On plasma rotation induced by traveling fast Alfvén waves

Abstract

Absorption of fast Alfvén waves by the minority fundamental ion–cyclotron resonance, coupled with finite banana width physics, generates torque distributions, and ultimately rotational shear layers in the bulk plasma, even when the toroidal wave number kφ=n/R of the fast wave vanishes (n=0) and cyclotron absorption introduces no angular momentum nor canonical angular momentum [F. W. Perkins, R. B. White, P. T. Bonoli, and V. S. Chan, Phys. Plasmas 8, 2181 (2001)]. The present work extends these results to traveling waves with nonzero n where heating directly introduces angular momentum.
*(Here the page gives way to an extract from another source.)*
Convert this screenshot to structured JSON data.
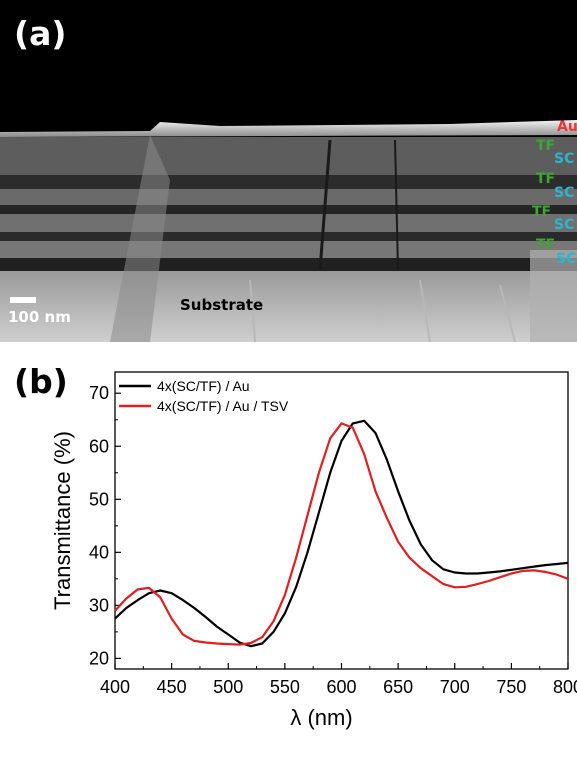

Since tokamak fast-wave antennas have approximately one wavelength per toroidal field coil, the toroidal mode number n lies in the range n=10–30, independent of machine size. A zero-dimensional analysis shows that the rotation rate arising from direct torque is comparable to that of the rotational shear layer and has the same scaling. Nondimensional rotation profiles for n=(−10, 10) show modest changes from the n=0 case in the expected direction. For a balanced antenna spectrum, the nondimensional rotational profile (averaged over n=−10, 10) lies quite close to the n=0 profile.